When I found out I was pregnant, I always told midwives (and anyone else who asked) that I’d give breastfeeding a go and see how it panned out. I never imagined that I would get to just over two years of feeding and be able to gently wean my little one, without the use of a bottle (not that there’s anything wrong with that, I just thought that was how it was done pre-baby, due to all the ‘Follow On Milk’ adverts on TV).
To Wean or Not to Wean?
I’m a member of a few breastfeeding groups on Facebook and follow some on Instagram too; they’re really positive spaces to help you make the right choice for you and get help from mums that have been through it all before you. If I’ve learnt one thing from them, it’s that there are far more mums that breastfeed past the minimum 6 months, despite what the formula companies, and society in general, would have you think.
I’ve always been amazed by mums who choose to let their child naturally wean; it seems so pure, natural and uncomplicated (though, I’m sure it’s not)! I don’t think I ever wanted to go to full, natural term (unless it happened before age two), but once we hit 12 months of breastfeeding, extended feeding didn’t seem like such a daunting task!
As time went on, I realised that I wanted to stop around age 2. I was getting tired of spending most nights with a half-asleep toddler attached to my boobs. I honestly had no idea how to ever start the weaning process, all I knew was that I wanted it to be as gentle as possible.
How did I do it?
As lockdown hit the UK, she was wanted to feed more and more in the day, but after a couple of months, I had to start saying no, as I was fed up with being a 24/7 milk bar. Within 2 days of saying “no” and distraction techniques, she was day-weaned. The nighttime feeds were what I wasn’t looking forward to, as I knew she wouldn’t give them up without a fight.
So, what I did at first was to still feed her at night, but not fully to sleep. She had a good understanding of what I was saying to her by this point, so we’d feed for around 20 minutes (timed by our good friend Ollie the Owl), then I’d just say “no more boobies now”. She took to it far better than I expected. Then with cuddles and a LOT of encouragement, she’d drop off sans boob. Over the course of around two months, I slowly reduced the boob time. She wasn’t always happy, but with reassuring words and more cuddles, she usually settled down. The next job was weaning through the night and, to be honest, I just went for it. The first two nights, I just started saying “no” when she woke up wanting boob, she wasn’t happy, but offering cuddles instead worked again; within the week, she was almost completely weaned. We kept the morning feed to reconnect after the night, for a couple more weeks, but she stopped that, and that was the end of our feeding journey.
How did I feel?
Weird.

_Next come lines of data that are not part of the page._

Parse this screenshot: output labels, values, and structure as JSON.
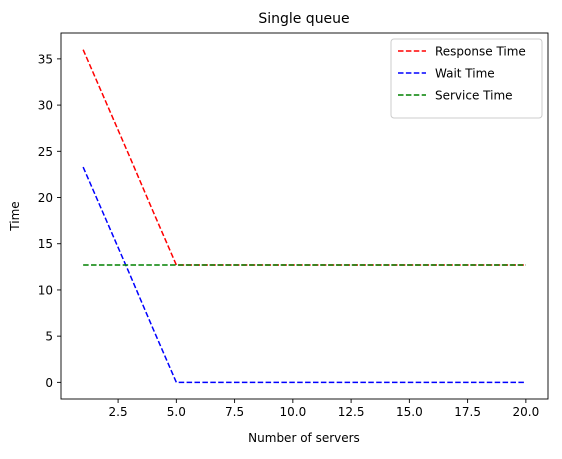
{
  "chart_data": {
    "type": "line",
    "title": "Single queue",
    "xlabel": "Number of servers",
    "ylabel": "Time",
    "xlim": [
      0.05,
      20.95
    ],
    "ylim": [
      -1.8,
      37.8
    ],
    "xticks": [
      2.5,
      5.0,
      7.5,
      10.0,
      12.5,
      15.0,
      17.5,
      20.0
    ],
    "xtick_labels": [
      "2.5",
      "5.0",
      "7.5",
      "10.0",
      "12.5",
      "15.0",
      "17.5",
      "20.0"
    ],
    "yticks": [
      0,
      5,
      10,
      15,
      20,
      25,
      30,
      35
    ],
    "ytick_labels": [
      "0",
      "5",
      "10",
      "15",
      "20",
      "25",
      "30",
      "35"
    ],
    "grid": false,
    "legend_position": "top-right",
    "x": [
      1,
      2,
      3,
      4,
      5,
      6,
      7,
      8,
      9,
      10,
      11,
      12,
      13,
      14,
      15,
      16,
      17,
      18,
      19,
      20
    ],
    "series": [
      {
        "name": "Response Time",
        "color": "#ff0000",
        "style": "dashed",
        "values": [
          36.0,
          30.2,
          24.4,
          18.5,
          12.7,
          12.7,
          12.7,
          12.7,
          12.7,
          12.7,
          12.7,
          12.7,
          12.7,
          12.7,
          12.7,
          12.7,
          12.7,
          12.7,
          12.7,
          12.7
        ]
      },
      {
        "name": "Wait Time",
        "color": "#0000ff",
        "style": "dashed",
        "values": [
          23.3,
          17.5,
          11.7,
          5.8,
          0.0,
          0.0,
          0.0,
          0.0,
          0.0,
          0.0,
          0.0,
          0.0,
          0.0,
          0.0,
          0.0,
          0.0,
          0.0,
          0.0,
          0.0,
          0.0
        ]
      },
      {
        "name": "Service Time",
        "color": "#008000",
        "style": "dashed",
        "values": [
          12.7,
          12.7,
          12.7,
          12.7,
          12.7,
          12.7,
          12.7,
          12.7,
          12.7,
          12.7,
          12.7,
          12.7,
          12.7,
          12.7,
          12.7,
          12.7,
          12.7,
          12.7,
          12.7,
          12.7
        ]
      }
    ]
  }
}
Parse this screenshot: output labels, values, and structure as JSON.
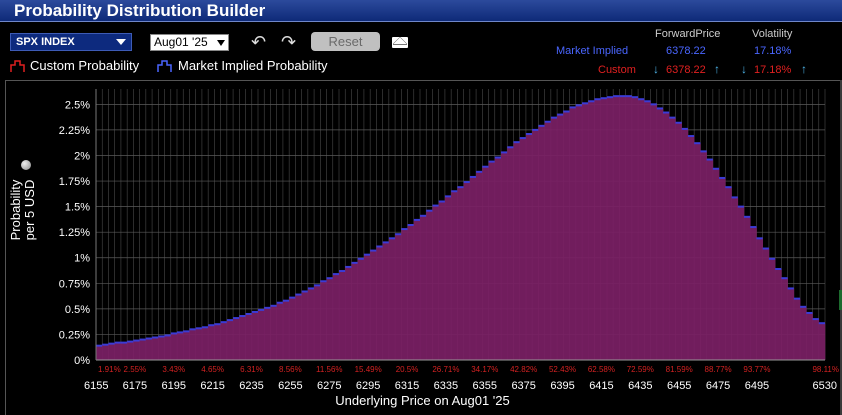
{
  "window": {
    "title": "Probability Distribution Builder"
  },
  "toolbar": {
    "symbol": "SPX INDEX",
    "expiry": "Aug01 '25",
    "reset_label": "Reset",
    "icons": [
      "undo-icon",
      "redo-icon",
      "email-icon"
    ]
  },
  "legend": {
    "custom_label": "Custom Probability",
    "market_label": "Market Implied Probability"
  },
  "summary": {
    "forward_header": "ForwardPrice",
    "vol_header": "Volatility",
    "market_row_label": "Market Implied",
    "market_forward": "6378.22",
    "market_vol": "17.18%",
    "custom_row_label": "Custom",
    "custom_forward": "6378.22",
    "custom_vol": "17.18%"
  },
  "colors": {
    "bar_fill": "#7b2065",
    "bar_top": "#3b3bd6",
    "cum_label": "#d42222",
    "market_text": "#4a66ff",
    "custom_text": "#e02020"
  },
  "chart_data": {
    "type": "bar",
    "title": "",
    "ylabel": "Probability per 5 USD",
    "xlabel": "Underlying Price on Aug01 '25",
    "x_start": 6155,
    "x_step": 2.5,
    "x_ticks": [
      6155,
      6175,
      6195,
      6215,
      6235,
      6255,
      6275,
      6295,
      6315,
      6335,
      6355,
      6375,
      6395,
      6415,
      6435,
      6455,
      6475,
      6495,
      6530
    ],
    "y_ticks": [
      "0%",
      "0.25%",
      "0.5%",
      "0.75%",
      "1%",
      "1.25%",
      "1.5%",
      "1.75%",
      "2%",
      "2.25%",
      "2.5%"
    ],
    "ylim": [
      0,
      2.65
    ],
    "values": [
      0.14,
      0.15,
      0.16,
      0.17,
      0.17,
      0.18,
      0.19,
      0.2,
      0.21,
      0.22,
      0.23,
      0.24,
      0.26,
      0.27,
      0.28,
      0.3,
      0.31,
      0.32,
      0.34,
      0.35,
      0.37,
      0.39,
      0.41,
      0.43,
      0.45,
      0.47,
      0.49,
      0.51,
      0.53,
      0.56,
      0.58,
      0.61,
      0.64,
      0.67,
      0.7,
      0.73,
      0.77,
      0.8,
      0.84,
      0.87,
      0.91,
      0.95,
      0.99,
      1.03,
      1.07,
      1.11,
      1.15,
      1.19,
      1.23,
      1.28,
      1.32,
      1.37,
      1.41,
      1.46,
      1.51,
      1.55,
      1.6,
      1.65,
      1.69,
      1.74,
      1.79,
      1.84,
      1.89,
      1.94,
      1.98,
      2.03,
      2.08,
      2.13,
      2.17,
      2.21,
      2.25,
      2.29,
      2.33,
      2.37,
      2.4,
      2.43,
      2.47,
      2.49,
      2.51,
      2.53,
      2.55,
      2.56,
      2.57,
      2.58,
      2.58,
      2.58,
      2.57,
      2.55,
      2.53,
      2.5,
      2.46,
      2.42,
      2.37,
      2.32,
      2.26,
      2.19,
      2.12,
      2.04,
      1.96,
      1.87,
      1.78,
      1.69,
      1.59,
      1.5,
      1.4,
      1.3,
      1.19,
      1.09,
      0.99,
      0.89,
      0.8,
      0.7,
      0.6,
      0.52,
      0.46,
      0.4,
      0.36
    ],
    "cumulative_labels": [
      {
        "x": 6155,
        "label": "1.91%"
      },
      {
        "x": 6175,
        "label": "2.55%"
      },
      {
        "x": 6195,
        "label": "3.43%"
      },
      {
        "x": 6215,
        "label": "4.65%"
      },
      {
        "x": 6235,
        "label": "6.31%"
      },
      {
        "x": 6255,
        "label": "8.56%"
      },
      {
        "x": 6275,
        "label": "11.56%"
      },
      {
        "x": 6295,
        "label": "15.49%"
      },
      {
        "x": 6315,
        "label": "20.5%"
      },
      {
        "x": 6335,
        "label": "26.71%"
      },
      {
        "x": 6355,
        "label": "34.17%"
      },
      {
        "x": 6375,
        "label": "42.82%"
      },
      {
        "x": 6395,
        "label": "52.43%"
      },
      {
        "x": 6415,
        "label": "62.58%"
      },
      {
        "x": 6435,
        "label": "72.59%"
      },
      {
        "x": 6455,
        "label": "81.59%"
      },
      {
        "x": 6475,
        "label": "88.77%"
      },
      {
        "x": 6495,
        "label": "93.77%"
      },
      {
        "x": 6530,
        "label": "98.11%"
      }
    ]
  }
}
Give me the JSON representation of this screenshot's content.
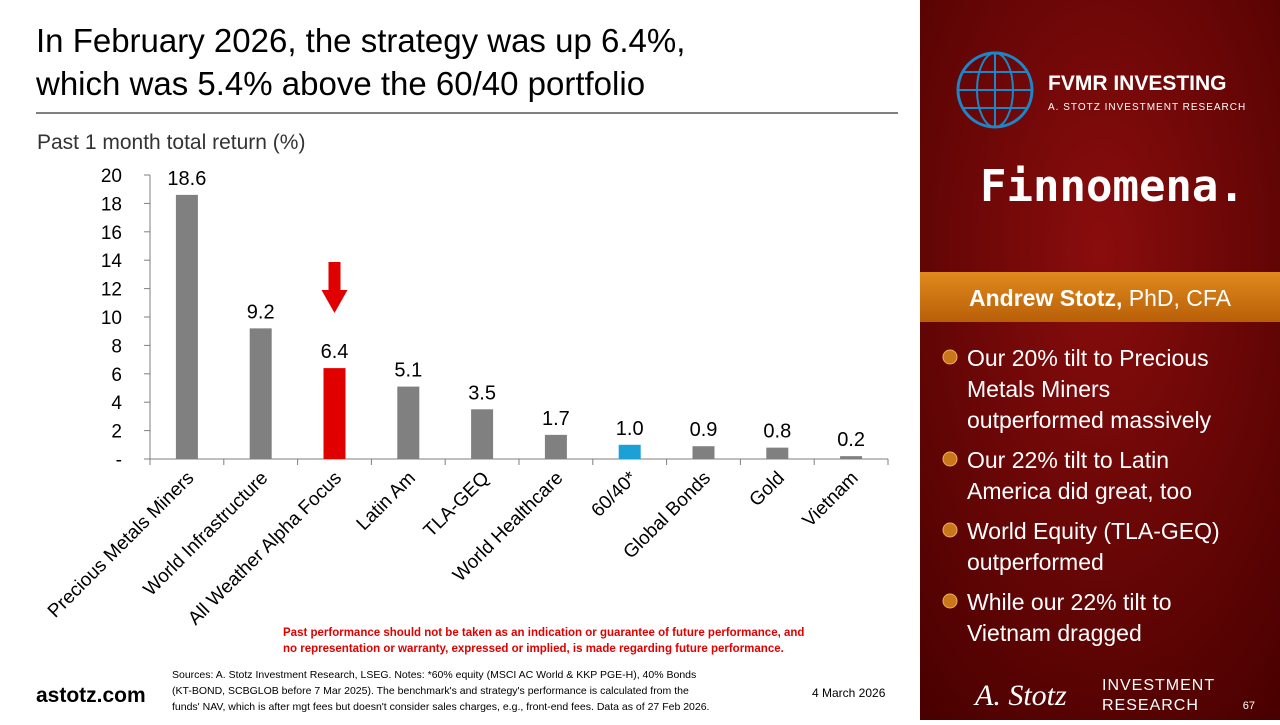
{
  "slide": {
    "title": [
      "In February 2026, the strategy was up 6.4%,",
      "which was 5.4% above the 60/40 portfolio"
    ],
    "brand": "FVMR INVESTING",
    "brand_sub": "A. STOTZ INVESTMENT RESEARCH",
    "partner": "Finnomena.",
    "presenter": "Andrew Stotz,",
    "credentials": "PhD, CFA",
    "bullets": [
      [
        "Our 20% tilt to Precious",
        "Metals Miners",
        "outperformed massively"
      ],
      [
        "Our 22% tilt to Latin",
        "America did great, too"
      ],
      [
        "World Equity (TLA-GEQ)",
        "outperformed"
      ],
      [
        "While our 22% tilt to",
        "Vietnam dragged"
      ]
    ],
    "disclaimer": [
      "Past performance should not be taken as an indication or guarantee of future performance, and",
      "no representation or warranty, expressed or implied, is made regarding future performance."
    ],
    "sources": [
      "Sources: A. Stotz Investment Research, LSEG. Notes: *60% equity (MSCI AC World & KKP PGE-H), 40% Bonds",
      "(KT-BOND, SCBGLOB before 7 Mar 2025). The benchmark's and strategy's performance is calculated from the",
      "funds' NAV, which is after mgt fees but doesn't consider sales charges, e.g., front-end fees. Data as of 27 Feb 2026."
    ],
    "website": "astotz.com",
    "date": "4 March 2026",
    "logo_script": "A. Stotz",
    "logo_text": [
      "INVESTMENT",
      "RESEARCH"
    ],
    "page": "67"
  },
  "chart_data": {
    "type": "bar",
    "title": "Past 1 month total return (%)",
    "categories": [
      "Precious Metals Miners",
      "World Infrastructure",
      "All Weather Alpha Focus",
      "Latin Am",
      "TLA-GEQ",
      "World Healthcare",
      "60/40*",
      "Global Bonds",
      "Gold",
      "Vietnam"
    ],
    "values": [
      18.6,
      9.2,
      6.4,
      5.1,
      3.5,
      1.7,
      1.0,
      0.9,
      0.8,
      0.2
    ],
    "value_labels": [
      "18.6",
      "9.2",
      "6.4",
      "5.1",
      "3.5",
      "1.7",
      "1.0",
      "0.9",
      "0.8",
      "0.2"
    ],
    "colors": [
      "#808080",
      "#808080",
      "#e00000",
      "#808080",
      "#808080",
      "#808080",
      "#1ba1d6",
      "#808080",
      "#808080",
      "#808080"
    ],
    "ylim": [
      0,
      20
    ],
    "yticks": [
      {
        "value": 0,
        "label": "-"
      },
      2,
      4,
      6,
      8,
      10,
      12,
      14,
      16,
      18,
      20
    ]
  }
}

Useless. A failure. Happy. Free. Proud.
It was such a range of emotions I felt. I was really happy to have finally stopped after the feelings I had previously associated with breastfeeding, but I also felt a bit sad and lost. I felt like I’d broken a bond. The guilt wasn’t fun – I could’ve fed her longer, she didn’t want to stop I did. However, the Husband’s words of wisdom reminded me that I’d fed a lot longer than most people and she is absolutely blooming from the benefits I’ve given her. I was more upset about stopping than I thought, even though it was more my decision to stop than hers.
Now I’ve had time to think about it, I think the strongest emotion was relief (is that an emotion?). I felt like a weight had been lifted, there was no longer a pressure associated with my choice to feed/not feed her.
Would I do it again?
If we were lucky enough to have another child (just the one more, no more, ever, soz), I would 100% try and breastfeed again. I feel like I would be better prepared this time around and allow myself to be more child-led, rather than clock-watched and worrying! I would do things differently, I’d introduce a bottle straight away, so that I could have the odd hour to myself here and there without spending the whole time worrying if she’d eaten! I’d also try and let myself accept more help, I put far too much pressure on myself this time and it nearly ruined my experience.